Пусть ваш поедет камергер
Со мной — определять размер
Продаж и куплей и при этом,
Коль надо, помогать советом.
Предпримем верные шаги,
Чтоб нужные найти торги:
Какая ей ни будь цена,
Мы — столь она для нас ценна —
Заплатим, тратя торовато,
И ждите нашего возврата».
вернуться
Радамант, Минос, Эак — Тут перечислены упоминаемые в мифах классического периода трое судей, определяющие в Аиде дальнейшую судьбу умерших и налагающие на их души наказания. Во французском тексте Эак назван Фоасом: автор романа (или один из его переписчиков) спутал имя судьи в загробном мире с именем одного из сподвижников Ахилла по Троянской войне.
вернуться
Дидона с Библидой... — Имеются в виду римское сказание о карфагенянке Дидоне, убившей себя после того, как ее покинул Эней (этот сюжет был хорошо известен в средневековой Западной Европе как по поэме Вергилия — кн.

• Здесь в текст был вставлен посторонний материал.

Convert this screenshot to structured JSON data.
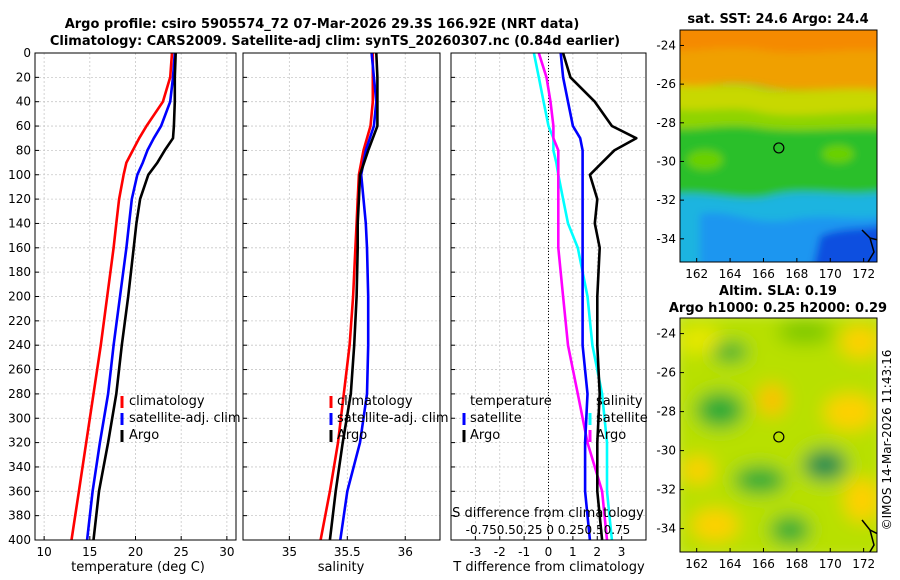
{
  "header": {
    "line1": "Argo profile: csiro 5905574_72 07-Mar-2026 29.3S 166.92E (NRT data)",
    "line2": "Climatology: CARS2009. Satellite-adj clim: synTS_20260307.nc (0.84d earlier)"
  },
  "sst_title": "sat. SST: 24.6 Argo: 24.4",
  "sla_title1": "Altim. SLA: 0.19",
  "sla_title2": "Argo h1000: 0.25 h2000: 0.29",
  "credit": "©IMOS 14-Mar-2026 11:43:16",
  "colors": {
    "climatology": "#ff0000",
    "satellite": "#0000ff",
    "argo": "#000000",
    "salinity_diff": "#ff00ff",
    "temperature_diff": "#00ffff"
  },
  "chart_data": [
    {
      "type": "line",
      "name": "temperature",
      "xlabel": "temperature (deg C)",
      "ylabel": "",
      "xlim": [
        9,
        31
      ],
      "ylim": [
        400,
        0
      ],
      "xticks": [
        10,
        15,
        20,
        25,
        30
      ],
      "yticks": [
        0,
        20,
        40,
        60,
        80,
        100,
        120,
        140,
        160,
        180,
        200,
        220,
        240,
        260,
        280,
        300,
        320,
        340,
        360,
        380,
        400
      ],
      "grid": true,
      "legend": "bottom-right",
      "depth": [
        0,
        20,
        40,
        60,
        70,
        80,
        90,
        100,
        120,
        140,
        160,
        200,
        240,
        280,
        320,
        360,
        400
      ],
      "series": [
        {
          "name": "climatology",
          "values": [
            24.0,
            23.8,
            23.0,
            21.2,
            20.4,
            19.7,
            19.0,
            18.7,
            18.2,
            17.9,
            17.6,
            16.9,
            16.2,
            15.4,
            14.6,
            13.8,
            13.0
          ]
        },
        {
          "name": "satellite-adj. clim",
          "values": [
            24.3,
            24.1,
            23.8,
            22.8,
            22.0,
            21.3,
            20.8,
            20.2,
            19.6,
            19.3,
            19.0,
            18.3,
            17.6,
            17.0,
            16.1,
            15.3,
            14.7
          ]
        },
        {
          "name": "Argo",
          "values": [
            24.4,
            24.3,
            24.3,
            24.2,
            24.1,
            23.2,
            22.4,
            21.4,
            20.5,
            20.1,
            19.8,
            19.2,
            18.5,
            17.9,
            17.0,
            16.0,
            15.4
          ]
        }
      ]
    },
    {
      "type": "line",
      "name": "salinity",
      "xlabel": "salinity",
      "ylabel": "",
      "xlim": [
        34.6,
        36.3
      ],
      "ylim": [
        400,
        0
      ],
      "xticks": [
        35,
        35.5,
        36
      ],
      "grid": true,
      "legend": "bottom-right",
      "depth": [
        0,
        20,
        40,
        60,
        80,
        100,
        120,
        140,
        160,
        200,
        240,
        280,
        320,
        360,
        400
      ],
      "series": [
        {
          "name": "climatology",
          "values": [
            35.72,
            35.72,
            35.72,
            35.7,
            35.64,
            35.6,
            35.59,
            35.58,
            35.57,
            35.55,
            35.52,
            35.47,
            35.42,
            35.35,
            35.27
          ]
        },
        {
          "name": "satellite-adj. clim",
          "values": [
            35.71,
            35.73,
            35.75,
            35.73,
            35.66,
            35.62,
            35.64,
            35.66,
            35.67,
            35.68,
            35.68,
            35.67,
            35.61,
            35.5,
            35.44
          ]
        },
        {
          "name": "Argo",
          "values": [
            35.75,
            35.76,
            35.76,
            35.76,
            35.68,
            35.61,
            35.6,
            35.59,
            35.59,
            35.58,
            35.56,
            35.53,
            35.46,
            35.4,
            35.35
          ]
        }
      ]
    },
    {
      "type": "line",
      "name": "difference",
      "xlabel": "T difference from climatology",
      "xlabel_top": "S difference from climatology",
      "top_ticks": [
        "-0.75",
        "0.5",
        "0.25",
        "0",
        "0.25",
        "0.5",
        "0.75"
      ],
      "xlim": [
        -4,
        4
      ],
      "ylim": [
        400,
        0
      ],
      "xticks": [
        -3,
        -2,
        -1,
        0,
        1,
        2,
        3
      ],
      "grid": true,
      "legend_titles": [
        "temperature",
        "salinity"
      ],
      "depth": [
        0,
        20,
        40,
        60,
        70,
        80,
        90,
        100,
        120,
        140,
        160,
        200,
        240,
        280,
        320,
        360,
        400
      ],
      "series": [
        {
          "name": "satellite (temperature)",
          "values": [
            0.5,
            0.6,
            0.8,
            1.0,
            1.3,
            1.4,
            1.4,
            1.4,
            1.4,
            1.4,
            1.4,
            1.4,
            1.4,
            1.6,
            1.5,
            1.5,
            1.7
          ]
        },
        {
          "name": "Argo (temperature)",
          "values": [
            0.6,
            0.9,
            1.9,
            2.6,
            3.6,
            2.7,
            2.2,
            1.7,
            2.0,
            1.9,
            2.1,
            2.0,
            2.0,
            2.1,
            2.0,
            2.0,
            2.2
          ]
        },
        {
          "name": "satellite (salinity)",
          "values": [
            -0.15,
            -0.1,
            -0.05,
            0.0,
            0.05,
            0.05,
            0.08,
            0.1,
            0.15,
            0.2,
            0.3,
            0.4,
            0.45,
            0.55,
            0.6,
            0.6,
            0.65
          ]
        },
        {
          "name": "Argo (salinity)",
          "values": [
            -0.1,
            -0.02,
            0.02,
            0.05,
            0.05,
            0.1,
            0.1,
            0.1,
            0.1,
            0.1,
            0.1,
            0.15,
            0.2,
            0.3,
            0.4,
            0.55,
            0.6
          ]
        }
      ]
    },
    {
      "type": "heatmap",
      "name": "sst_map",
      "title": "sat. SST: 24.6 Argo: 24.4",
      "xlim": [
        161,
        172.8
      ],
      "ylim": [
        -35.2,
        -23.2
      ],
      "xticks": [
        162,
        164,
        166,
        168,
        170,
        172
      ],
      "yticks": [
        -24,
        -26,
        -28,
        -30,
        -32,
        -34
      ],
      "argo_position": [
        166.92,
        -29.3
      ]
    },
    {
      "type": "heatmap",
      "name": "sla_map",
      "title": "Altim. SLA: 0.19",
      "xlim": [
        161,
        172.8
      ],
      "ylim": [
        -35.2,
        -23.2
      ],
      "xticks": [
        162,
        164,
        166,
        168,
        170,
        172
      ],
      "yticks": [
        -24,
        -26,
        -28,
        -30,
        -32,
        -34
      ],
      "argo_position": [
        166.92,
        -29.3
      ]
    }
  ]
}
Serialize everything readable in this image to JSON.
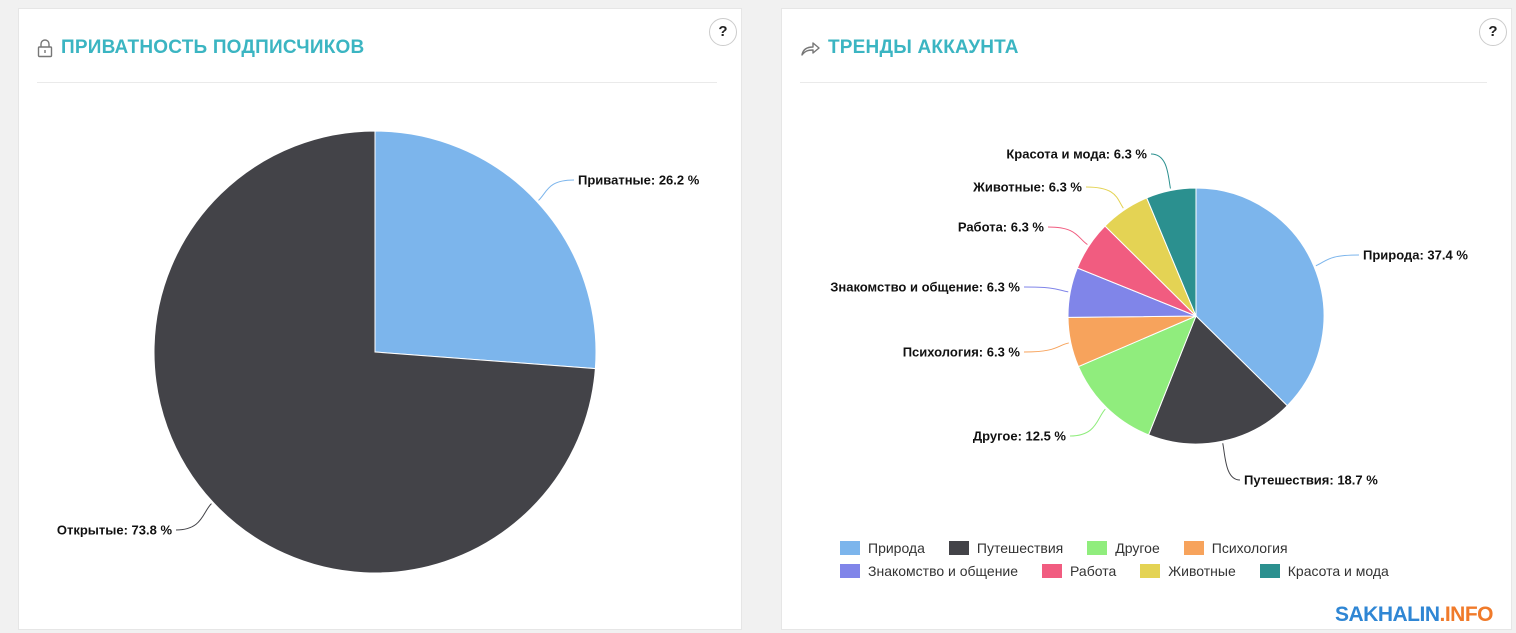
{
  "left": {
    "title": "ПРИВАТНОСТЬ ПОДПИСЧИКОВ",
    "help": "?"
  },
  "right": {
    "title": "ТРЕНДЫ АККАУНТА",
    "help": "?"
  },
  "logo": {
    "part1": "SAKHALIN",
    "part2": ".INFO"
  },
  "chart_data": [
    {
      "type": "pie",
      "title": "ПРИВАТНОСТЬ ПОДПИСЧИКОВ",
      "categories": [
        "Приватные",
        "Открытые"
      ],
      "values": [
        26.2,
        73.8
      ],
      "colors": [
        "#7cb5ec",
        "#434348"
      ],
      "labels": [
        "Приватные: 26.2 %",
        "Открытые: 73.8 %"
      ]
    },
    {
      "type": "pie",
      "title": "ТРЕНДЫ АККАУНТА",
      "categories": [
        "Природа",
        "Путешествия",
        "Другое",
        "Психология",
        "Знакомство и общение",
        "Работа",
        "Животные",
        "Красота и мода"
      ],
      "values": [
        37.4,
        18.7,
        12.5,
        6.3,
        6.3,
        6.3,
        6.3,
        6.3
      ],
      "colors": [
        "#7cb5ec",
        "#434348",
        "#90ed7d",
        "#f7a35c",
        "#8085e9",
        "#f15c80",
        "#e4d354",
        "#2b908f"
      ],
      "labels": [
        "Природа: 37.4 %",
        "Путешествия: 18.7 %",
        "Другое: 12.5 %",
        "Психология: 6.3 %",
        "Знакомство и общение: 6.3 %",
        "Работа: 6.3 %",
        "Животные: 6.3 %",
        "Красота и мода: 6.3 %"
      ],
      "legend": "bottom"
    }
  ]
}
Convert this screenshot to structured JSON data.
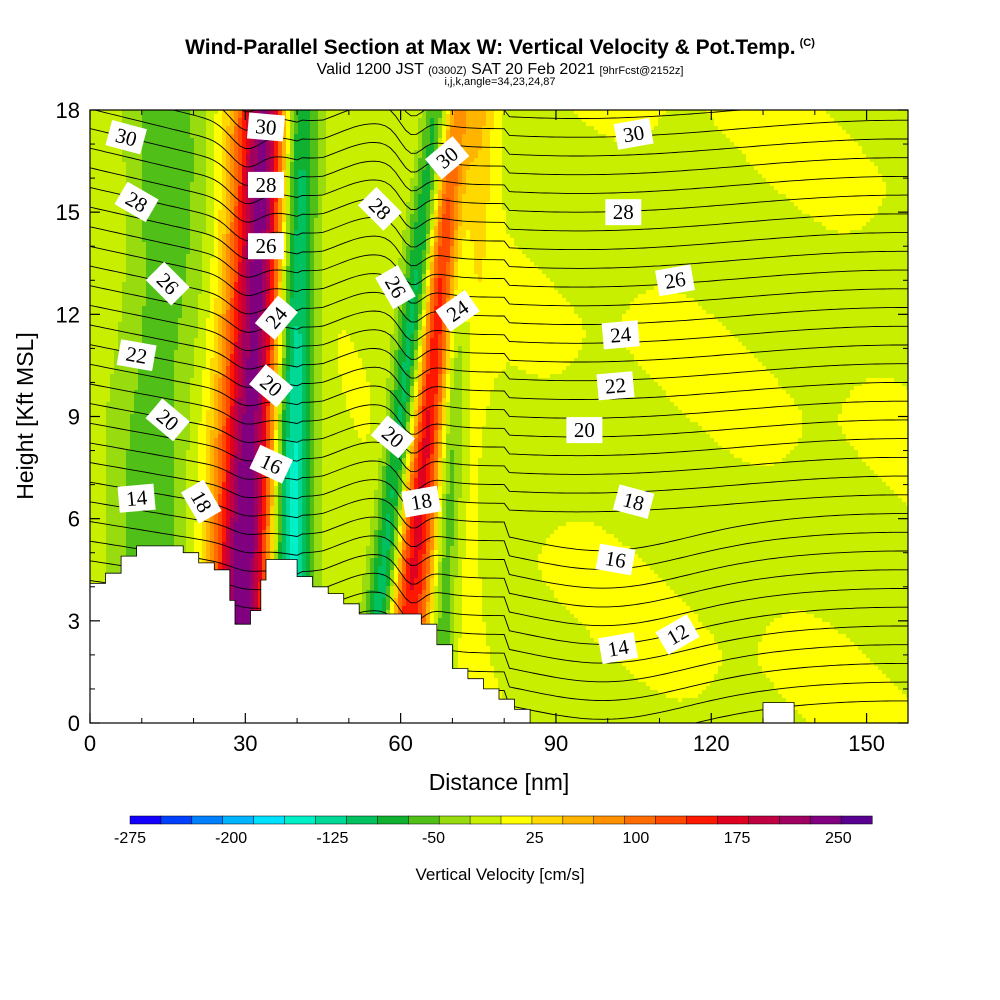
{
  "header": {
    "title": "Wind-Parallel Section at Max W: Vertical Velocity & Pot.Temp.",
    "copyright": "(C)",
    "valid_prefix": "Valid 1200 JST",
    "valid_utc": "(0300Z)",
    "valid_date": "SAT 20 Feb 2021",
    "forecast": "[9hrFcst@2152z]",
    "indices": "i,j,k,angle=34,23,24,87"
  },
  "colors": {
    "bands": [
      "#1400ff",
      "#0040ff",
      "#0080ff",
      "#00b4ff",
      "#00e0ff",
      "#00f0c8",
      "#00d898",
      "#00c060",
      "#10b030",
      "#50c018",
      "#98dc10",
      "#c8ee00",
      "#ffff00",
      "#ffd800",
      "#ffb400",
      "#ff9000",
      "#ff6c00",
      "#ff4800",
      "#ff1800",
      "#e00020",
      "#c00040",
      "#a00060",
      "#800080",
      "#580090"
    ],
    "terrain": "#ffffff",
    "contour": "#000000"
  },
  "chart_data": {
    "type": "heatmap",
    "xlabel": "Distance [nm]",
    "ylabel": "Height [Kft MSL]",
    "xlim": [
      0,
      158
    ],
    "ylim": [
      0,
      18
    ],
    "xticks": [
      0,
      30,
      60,
      90,
      120,
      150
    ],
    "yticks": [
      0,
      3,
      6,
      9,
      12,
      15,
      18
    ],
    "colorbar": {
      "label": "Vertical Velocity [cm/s]",
      "min": -275,
      "max": 275,
      "step": 25,
      "tick_values": [
        -275,
        -200,
        -125,
        -50,
        25,
        100,
        175,
        250
      ],
      "tick_labels": [
        "-275",
        "-200",
        "-125",
        "-50",
        "25",
        "100",
        "175",
        "250"
      ]
    },
    "updraft_bands": [
      {
        "x_at_0": 28,
        "tilt_nm_per_kft": 0.35,
        "peak_cm_s": 275,
        "width_nm": 6
      },
      {
        "x_at_0": 58,
        "tilt_nm_per_kft": 0.75,
        "peak_cm_s": 150,
        "width_nm": 4
      },
      {
        "x_at_0": 65,
        "tilt_nm_per_kft": 0.4,
        "peak_cm_s": 110,
        "width_nm": 5
      }
    ],
    "downdraft_bands": [
      {
        "x_at_0": 38,
        "tilt_nm_per_kft": 0.1,
        "peak_cm_s": -180,
        "width_nm": 4
      },
      {
        "x_at_0": 54,
        "tilt_nm_per_kft": 0.75,
        "peak_cm_s": -150,
        "width_nm": 3
      },
      {
        "x_at_0": 67,
        "tilt_nm_per_kft": 0.3,
        "peak_cm_s": -160,
        "width_nm": 3
      },
      {
        "x_at_0": 10,
        "tilt_nm_per_kft": 0.3,
        "peak_cm_s": -60,
        "width_nm": 8
      }
    ],
    "terrain_kft": [
      [
        0,
        4.1
      ],
      [
        3,
        4.1
      ],
      [
        3,
        4.4
      ],
      [
        6,
        4.4
      ],
      [
        6,
        4.9
      ],
      [
        9,
        4.9
      ],
      [
        9,
        5.2
      ],
      [
        18,
        5.2
      ],
      [
        18,
        5.0
      ],
      [
        21,
        5.0
      ],
      [
        21,
        4.7
      ],
      [
        24,
        4.7
      ],
      [
        24,
        4.5
      ],
      [
        27,
        4.5
      ],
      [
        27,
        3.6
      ],
      [
        28,
        3.6
      ],
      [
        28,
        2.9
      ],
      [
        31,
        2.9
      ],
      [
        31,
        3.3
      ],
      [
        33,
        3.3
      ],
      [
        33,
        4.2
      ],
      [
        34,
        4.2
      ],
      [
        34,
        4.8
      ],
      [
        40,
        4.8
      ],
      [
        40,
        4.3
      ],
      [
        43,
        4.3
      ],
      [
        43,
        4.0
      ],
      [
        46,
        4.0
      ],
      [
        46,
        3.8
      ],
      [
        49,
        3.8
      ],
      [
        49,
        3.5
      ],
      [
        52,
        3.5
      ],
      [
        52,
        3.2
      ],
      [
        64,
        3.2
      ],
      [
        64,
        2.9
      ],
      [
        67,
        2.9
      ],
      [
        67,
        2.3
      ],
      [
        70,
        2.3
      ],
      [
        70,
        1.6
      ],
      [
        73,
        1.6
      ],
      [
        73,
        1.3
      ],
      [
        76,
        1.3
      ],
      [
        76,
        1.0
      ],
      [
        79,
        1.0
      ],
      [
        79,
        0.7
      ],
      [
        82,
        0.7
      ],
      [
        82,
        0.4
      ],
      [
        85,
        0.4
      ],
      [
        85,
        0.0
      ],
      [
        158,
        0.0
      ]
    ],
    "terrain_right_kft": [
      [
        130,
        0.0
      ],
      [
        130,
        0.6
      ],
      [
        136,
        0.6
      ],
      [
        136,
        0.0
      ]
    ],
    "potential_temperature_labels": [
      {
        "text": "30",
        "x": 7,
        "y": 17.2,
        "rot": 15
      },
      {
        "text": "28",
        "x": 9,
        "y": 15.3,
        "rot": 30
      },
      {
        "text": "26",
        "x": 15,
        "y": 12.9,
        "rot": 45
      },
      {
        "text": "22",
        "x": 9,
        "y": 10.8,
        "rot": 10
      },
      {
        "text": "20",
        "x": 15,
        "y": 8.9,
        "rot": 40
      },
      {
        "text": "14",
        "x": 9,
        "y": 6.6,
        "rot": -5
      },
      {
        "text": "18",
        "x": 21.5,
        "y": 6.5,
        "rot": 60
      },
      {
        "text": "30",
        "x": 34,
        "y": 17.5,
        "rot": 5
      },
      {
        "text": "28",
        "x": 34,
        "y": 15.8,
        "rot": 0
      },
      {
        "text": "26",
        "x": 34,
        "y": 14.0,
        "rot": 0
      },
      {
        "text": "24",
        "x": 36,
        "y": 11.9,
        "rot": -50
      },
      {
        "text": "20",
        "x": 35,
        "y": 9.9,
        "rot": 40
      },
      {
        "text": "16",
        "x": 35,
        "y": 7.6,
        "rot": 25
      },
      {
        "text": "30",
        "x": 69,
        "y": 16.6,
        "rot": -40
      },
      {
        "text": "28",
        "x": 56,
        "y": 15.1,
        "rot": 45
      },
      {
        "text": "26",
        "x": 59,
        "y": 12.8,
        "rot": 60
      },
      {
        "text": "24",
        "x": 71,
        "y": 12.1,
        "rot": -35
      },
      {
        "text": "20",
        "x": 58.5,
        "y": 8.4,
        "rot": 40
      },
      {
        "text": "18",
        "x": 64,
        "y": 6.5,
        "rot": -10
      },
      {
        "text": "30",
        "x": 105,
        "y": 17.3,
        "rot": -10
      },
      {
        "text": "28",
        "x": 103,
        "y": 15.0,
        "rot": 0
      },
      {
        "text": "26",
        "x": 113,
        "y": 13.0,
        "rot": -10
      },
      {
        "text": "24",
        "x": 102.5,
        "y": 11.4,
        "rot": -5
      },
      {
        "text": "22",
        "x": 101.5,
        "y": 9.9,
        "rot": -5
      },
      {
        "text": "20",
        "x": 95.5,
        "y": 8.6,
        "rot": 0
      },
      {
        "text": "18",
        "x": 105,
        "y": 6.5,
        "rot": 15
      },
      {
        "text": "16",
        "x": 101.5,
        "y": 4.8,
        "rot": 10
      },
      {
        "text": "14",
        "x": 102,
        "y": 2.2,
        "rot": -10
      },
      {
        "text": "12",
        "x": 113.5,
        "y": 2.6,
        "rot": -30
      }
    ]
  }
}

IV, так и по ее переделкам на новых языках), и сказание о Библиде, полюбившей своего брата Кавна и повесившейся из-за того, что он не разделял ее чувства (см. об этом «Метаморфозы» Овидия — кн. IX, 453—665).
вернуться
Читаем в книге у Катона, Что не пойдут на мысль препоны Тому, кто страстью вдохновлен. — Имеется в виду очень популярная в Средние века книга «Disticha Catonis» («Собрание моральных изречений»), приписываемая без достаточных оснований Катону Утическому, известному политическому деятелю древнего Рима, ревнителю гражданских свобод и высоких моральных норм.